Our objective is to reduce the power of #ln x# so that the integral is easier to evaluate.

We can accomplish this by using integration by parts. Keep in mind the IBP formula:

#int u dv = uv - int v du#

Now, we will let #u = (lnx)^2#, and #dv = dx#.

Therefore,

#du = (2lnx)/x dx#

and

#v = x#.

Now, assembling the pieces together, we get:

#int (ln x)^2 dx = x(ln x)^2 - int (2xlnx)/x dx#

This new integral looks a lot better! Simplifying a bit, and bringing the constant out front, yields:

#int (ln x)^2 dx = x(ln x)^2 - 2 int lnx dx#

Now, to get rid of this next integral, we will do a second integration by parts, letting #u = ln x# and #dv = dx#.

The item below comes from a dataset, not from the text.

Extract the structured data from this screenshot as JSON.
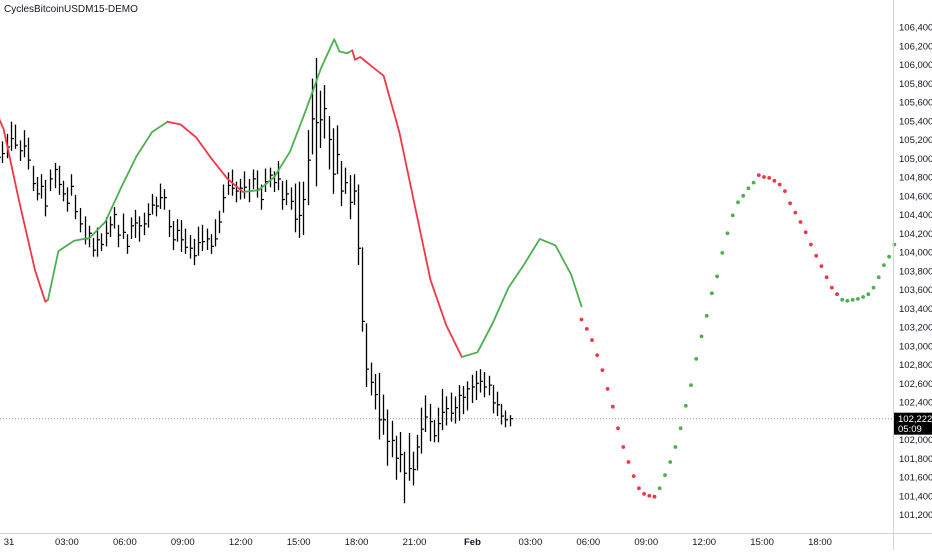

Thus, #du = 1/x dx# and #v = x#.

Assembling gives us:

#int (ln x)^2 dx = x(ln x)^2 - 2(xlnx - int x/x dx)#

Now, all that's left to do is simplify, keeping in mind to add the constant of integration:

#int (ln x)^2 dx = x(ln x)^2 - 2xlnx + 2x + C#

And there we have it. Remember, integration by parts is all about picking #u# so that messy things get eliminated from the integrand. In this case we brought #(ln x)^2# down to #ln x#, and then down to #1/x#. In the end, some #x#'s canceled off, and it became easier to integrate.